4. Construct Validity

  • Considered the most critical type of validity, with a focus on the actual concept the test is meant to measure.

  • Addressed through various quizzes and questions to assess understanding of concepts related to validity.

Limitations of Traditional Validity Types

  • Challenges with criterion validity:

    • Issues arise when comparing tests, as the validity of the criterion test itself may be questionable (e.g., TOEFL).
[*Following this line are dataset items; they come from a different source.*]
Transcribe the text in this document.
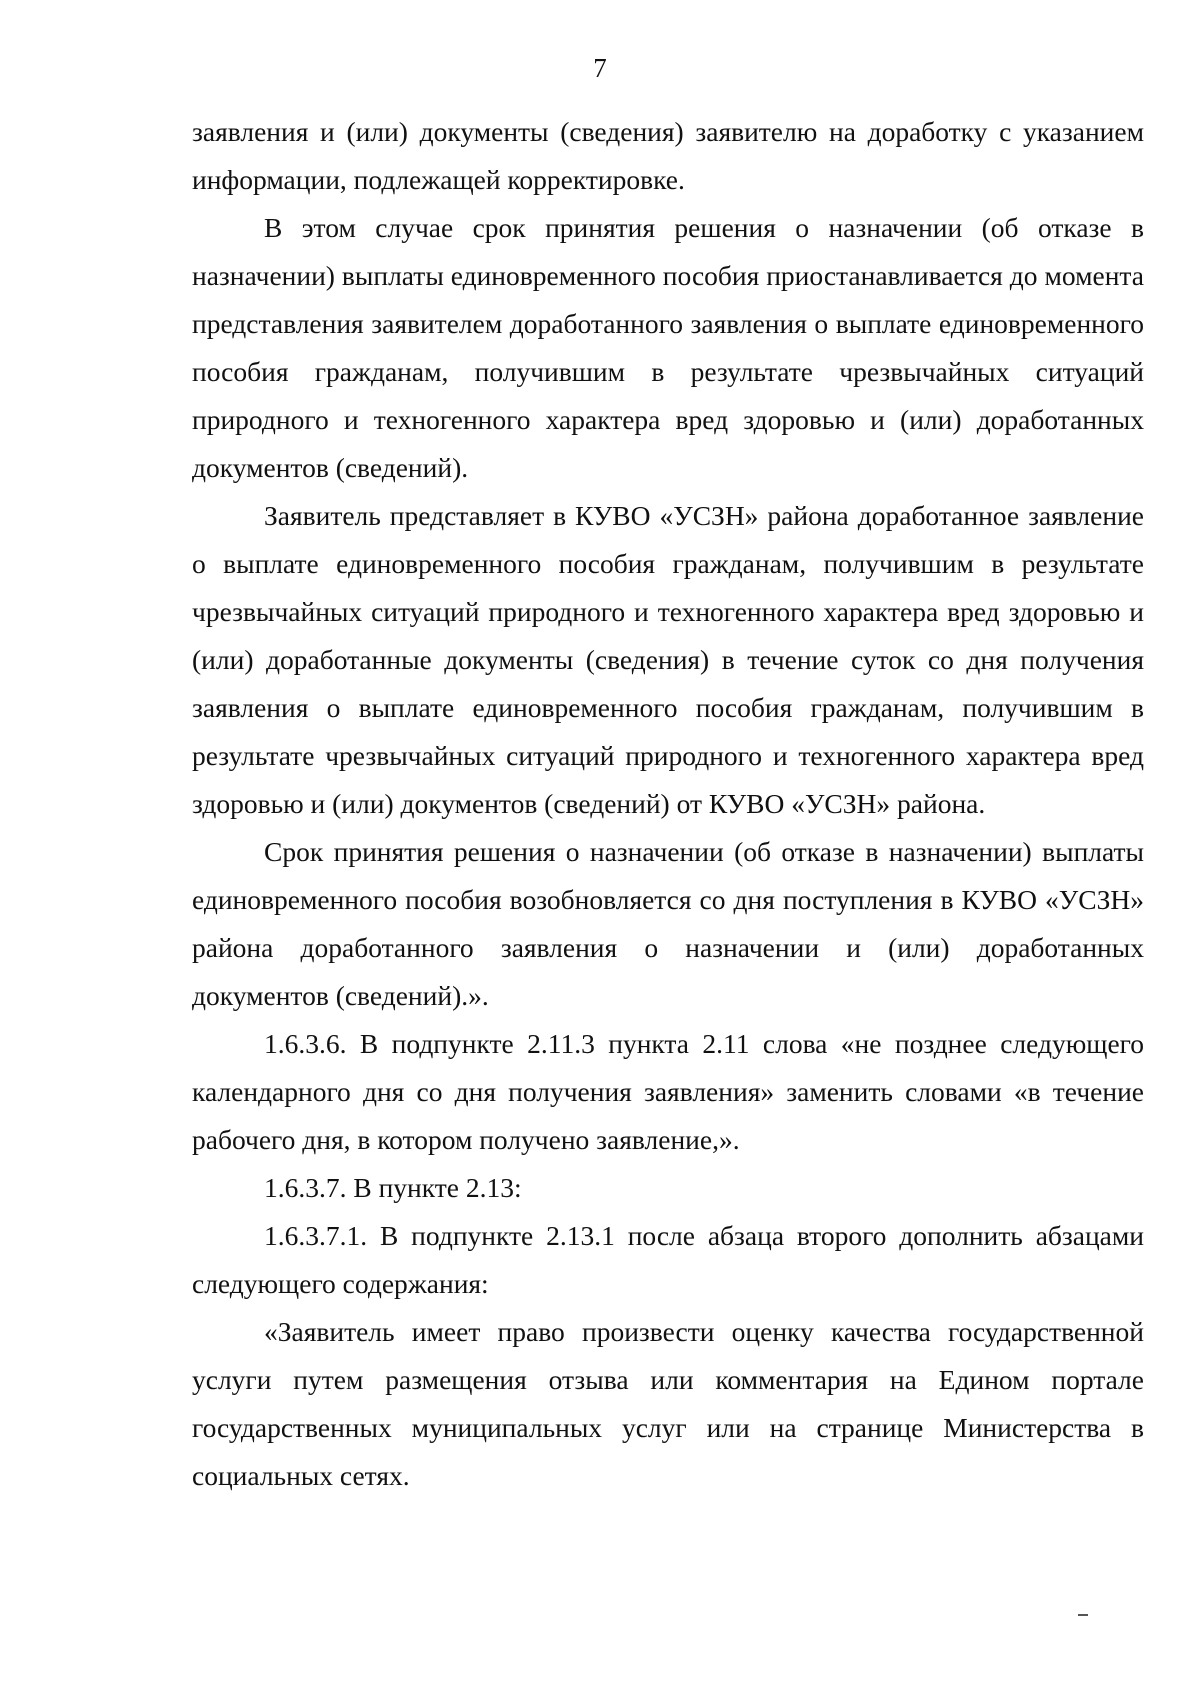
7

заявления и (или) документы (сведения) заявителю на доработку с указанием информации, подлежащей корректировке.

В этом случае срок принятия решения о назначении (об отказе в назначении) выплаты единовременного пособия приостанавливается до момента представления заявителем доработанного заявления о выплате единовременного пособия гражданам, получившим в результате чрезвычайных ситуаций природного и техногенного характера вред здоровью и (или) доработанных документов (сведений).

Заявитель представляет в КУВО «УСЗН» района доработанное заявление о выплате единовременного пособия гражданам, получившим в результате чрезвычайных ситуаций природного и техногенного характера вред здоровью и (или) доработанные документы (сведения) в течение суток со дня получения заявления о выплате единовременного пособия гражданам, получившим в результате чрезвычайных ситуаций природного и техногенного характера вред здоровью и (или) документов (сведений) от КУВО «УСЗН» района.

Срок принятия решения о назначении (об отказе в назначении) выплаты единовременного пособия возобновляется со дня поступления в КУВО «УСЗН» района доработанного заявления о назначении и (или) доработанных документов (сведений).».

1.6.3.6. В подпункте 2.11.3 пункта 2.11 слова «не позднее следующего календарного дня со дня получения заявления» заменить словами «в течение рабочего дня, в котором получено заявление,».

1.6.3.7. В пункте 2.13:

1.6.3.7.1. В подпункте 2.13.1 после абзаца второго дополнить абзацами следующего содержания:

«Заявитель имеет право произвести оценку качества государственной услуги путем размещения отзыва или комментария на Едином портале государственных муниципальных услуг или на странице Министерства в социальных сетях.
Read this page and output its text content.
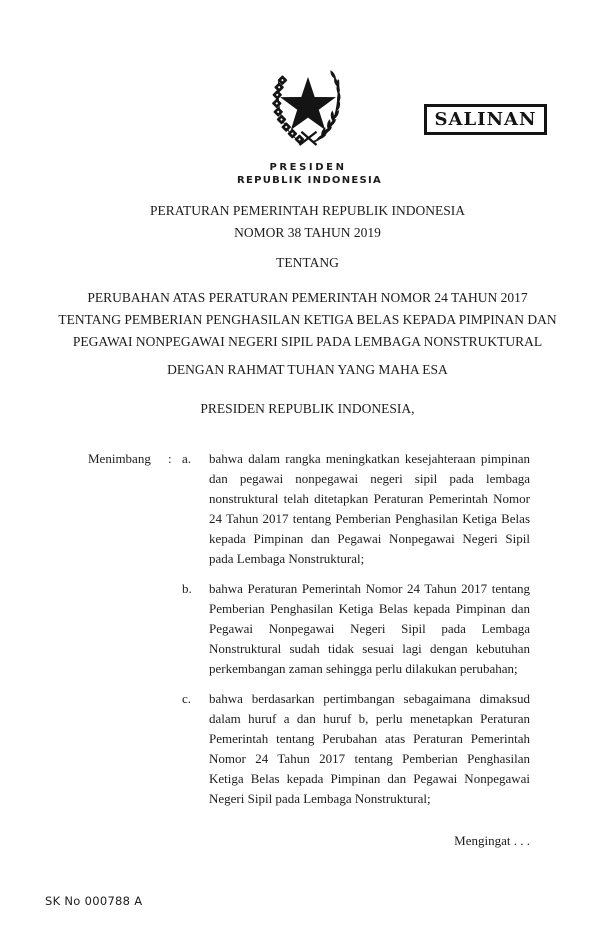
PRESIDEN
REPUBLIK INDONESIA
SALINAN
PERATURAN PEMERINTAH REPUBLIK INDONESIA
NOMOR 38 TAHUN 2019
TENTANG
PERUBAHAN ATAS PERATURAN PEMERINTAH NOMOR 24 TAHUN 2017
TENTANG PEMBERIAN PENGHASILAN KETIGA BELAS KEPADA PIMPINAN DAN
PEGAWAI NONPEGAWAI NEGERI SIPIL PADA LEMBAGA NONSTRUKTURAL
DENGAN RAHMAT TUHAN YANG MAHA ESA
PRESIDEN REPUBLIK INDONESIA,
Menimbang	: a.	bahwa dalam rangka meningkatkan kesejahteraan pimpinan dan pegawai nonpegawai negeri sipil pada lembaga nonstruktural telah ditetapkan Peraturan Pemerintah Nomor 24 Tahun 2017 tentang Pemberian Penghasilan Ketiga Belas kepada Pimpinan dan Pegawai Nonpegawai Negeri Sipil pada Lembaga Nonstruktural;
b.	bahwa Peraturan Pemerintah Nomor 24 Tahun 2017 tentang Pemberian Penghasilan Ketiga Belas kepada Pimpinan dan Pegawai Nonpegawai Negeri Sipil pada Lembaga Nonstruktural sudah tidak sesuai lagi dengan kebutuhan perkembangan zaman sehingga perlu dilakukan perubahan;
c.	bahwa berdasarkan pertimbangan sebagaimana dimaksud dalam huruf a dan huruf b, perlu menetapkan Peraturan Pemerintah tentang Perubahan atas Peraturan Pemerintah Nomor 24 Tahun 2017 tentang Pemberian Penghasilan Ketiga Belas kepada Pimpinan dan Pegawai Nonpegawai Negeri Sipil pada Lembaga Nonstruktural;
Mengingat . . .
SK No 000788 A
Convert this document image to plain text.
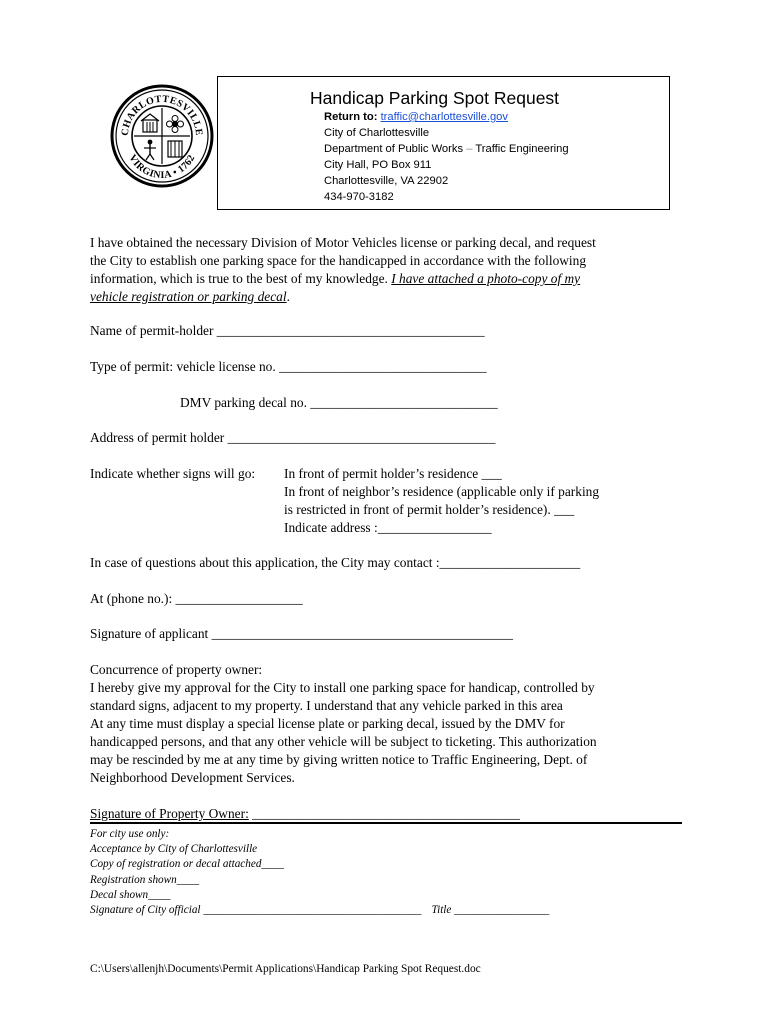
CHARLOTTESVILLE
VIRGINIA • 1762
Handicap Parking Spot Request
Return to: traffic@charlottesville.gov
City of Charlottesville
Department of Public Works – Traffic Engineering
City Hall, PO Box 911
Charlottesville, VA 22902
434-970-3182
I have obtained the necessary Division of Motor Vehicles license or parking decal, and request
the City to establish one parking space for the handicapped in accordance with the following
information, which is true to the best of my knowledge. I have attached a photo-copy of my
vehicle registration or parking decal.
Name of permit-holder ________________________________________
Type of permit: vehicle license no. _______________________________
DMV parking decal no. ____________________________
Address of permit holder ________________________________________
Indicate whether signs will go: In front of permit holder’s residence ___
In front of neighbor’s residence (applicable only if parking
is restricted in front of permit holder’s residence). ___
Indicate address :_________________
In case of questions about this application, the City may contact :_____________________
At (phone no.): ___________________
Signature of applicant _____________________________________________
Concurrence of property owner:
I hereby give my approval for the City to install one parking space for handicap, controlled by
standard signs, adjacent to my property. I understand that any vehicle parked in this area
At any time must display a special license plate or parking decal, issued by the DMV for
handicapped persons, and that any other vehicle will be subject to ticketing. This authorization
may be rescinded by me at any time by giving written notice to Traffic Engineering, Dept. of
Neighborhood Development Services.
Signature of Property Owner: ________________________________________
For city use only:
Acceptance by City of Charlottesville
Copy of registration or decal attached____
Registration shown____
Decal shown____
Signature of City official _______________________________________ Title _________________
C:\Users\allenjh\Documents\Permit Applications\Handicap Parking Spot Request.doc
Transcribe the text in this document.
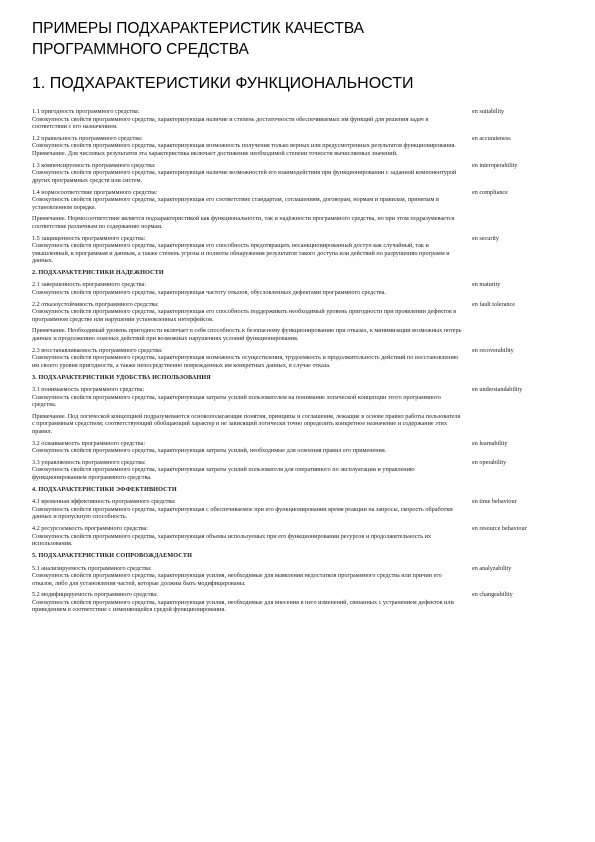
ПРИМЕРЫ ПОДХАРАКТЕРИСТИК КАЧЕСТВА
ПРОГРАММНОГО СРЕДСТВА
1. ПОДХАРАКТЕРИСТИКИ ФУНКЦИОНАЛЬНОСТИ

1.1 пригодность программного средства:

Совокупность свойств программного средства, характеризующая наличие и степень достаточности обеспечиваемых им функций для решения задач в соответствии с его назначением.

en suitability

1.2 правильность программного средства:

Совокупность свойств программного средства, характеризующая возможность получения только верных или предусмотренных результатов функционирования.

Примечание. Для числовых результатов эта характеристика включает достижение необходимой степени точности вычисляемых значений.

en accurateness

1.3 компенсируемость программного средства:

Совокупность свойств программного средства, характеризующая наличие возможностей его взаимодействия при функционировании с заданной компонентурой других программных средств или систем.

en interoperability

1.4 нормосоответствие программного средства:

Совокупность свойств программного средства, характеризующая его соответствие стандартам, соглашениям, договорам, нормам и правилам, принятым в установленном порядке.

Примечание. Нормосоответствие является подхарактеристикой как функциональности, так и надёжности программного средства, но при этом подразумевается соответствие различным по содержанию нормам.

en compliance

1.5 защищенность программного средства:

Совокупность свойств программного средства, характеризующая его способность предотвращать несанкционированный доступ как случайный, так и умышленный, к программам и данным, а также степень угрозы и полноты обнаружения результатов такого доступа или действий по разрушению программ и данных.

en security
2. ПОДХАРАКТЕРИСТИКИ НАДЕЖНОСТИ

2.1 завершенность программного средства:

Совокупность свойств программного средства, характеризующая частоту отказов, обусловленных дефектами программного средства.

en maturity

2.2 отказоустойчивость программного средства:

Совокупность свойств программного средства, характеризующая его способность поддерживать необходимый уровень пригодности при проявлении дефектов в программном средстве или нарушении установленных интерфейсов.

Примечание. Необходимый уровень пригодности включает в себя способность к безопасному функционированию при отказах, к минимизации возможных потерь данных и продолжению опасных действий при возможных нарушениях условий функционирования.

en fault tolerance

2.3 восстанавливаемость программного средства:

Совокупность свойств программного средства, характеризующая возможность осуществления, трудоемкость и продолжительность действий по восстановлению им своего уровня пригодности, а также непосредственно поврежденных им конкретных данных, в случае отказа.

en recoverability
3. ПОДХАРАКТЕРИСТИКИ УДОБСТВА ИСПОЛЬЗОВАНИЯ

3.1 понимаемость программного средства:

Совокупность свойств программного средства, характеризующая затраты усилий пользователем на понимание логической концепции этого программного средства.

Примечание. Под логической концепцией подразумеваются основополагающие понятия, принципы и соглашения, лежащие в основе правил работы пользователя с программным средством; соответствующий обобщающий характер и не зависящий логически точно определить конкретное назначение и содержание этих правил.

en understandability

3.2 осваиваемость программного средства:

Совокупность свойств программного средства, характеризующая затраты усилий, необходимые для освоения правил его применения.

en learnability

3.3 управляемость программного средства:

Совокупность свойств программного средства, характеризующая затраты усилий пользователя для оперативного по эксплуатации и управлению функционированием программного средства.

en operability
4. ПОДХАРАКТЕРИСТИКИ ЭФФЕКТИВНОСТИ

4.1 временная эффективность программного средства:

Совокупность свойств программного средства, характеризующая с обеспечиваемое при его функционировании время реакции на запросы, скорость обработки данных и пропускную способность.

en time behaviour

4.2 ресурсоемкость программного средства:

Совокупность свойств программного средства, характеризующая объемы используемых при его функционировании ресурсов и продолжительность их использования.

en resource behaviour
5. ПОДХАРАКТЕРИСТИКИ СОПРОВОЖДАЕМОСТИ

5.1 анализируемость программного средства:

Совокупность свойств программного средства, характеризующая усилия, необходимые для выявления недостатков программного средства или причин его отказов, либо для установления частей, которые должны быть модифицированы.

en analyzability

5.2 модифицируемость программного средства:

Совокупность свойств программного средства, характеризующая усилия, необходимые для внесения в него изменений, связанных с устранением дефектов или приведением в соответствие с изменяющейся средой функционирования.

en changeability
  • Challenges with content validity:

    • Subjectivity in judging a test’s content validity; experts determining validity can lead to biases.

Threats to Validity

1. Construct Irrelevant Variance

  • Example scenario: A geography reading comprehension test may yield high scores due to geographical knowledge rather than language proficiency.

2. Construct Underrepresentation

  • Example scenario: A grammar test that only includes certain tenses may not fully represent the grammar construct in a meaningful way.

MISIG's Unified Validity Framework

  • Validity is viewed as an evaluative judgment of how well test scores relate to inferences and actions based on those scores.

  • Emphasizes the judgments made, not just the scores themselves.

Types of Evidence for Validity

Convergent Evidence

  • Supports the claim that the test measures what it purports to (e.g., correlations with other tests aimed at similar constructs).

Discriminant Evidence

  • Evidence that shows the test does not measure aspects it is not supposed to (e.g., a grammar test should not assess knowledge of geography).

Implications of Test Usage

  • Consequences of tests must be considered, such as how test results affect students’ futures and decisions made based on those scores.

  • Example: How a test being too difficult may impact students negatively.

Construct Validity as a Unified Theme

  • Includes aspects of content and criterion-related validity.

  • The importance of defining constructs clearly to ensure proper assessment measures alignment with intended goals.

Conclusion

  • Validity covers comprehensive aspects of assessment intending to ensure tests accurately measure what they are designed to evaluate, supported by various sources of evidence and evaluation methods.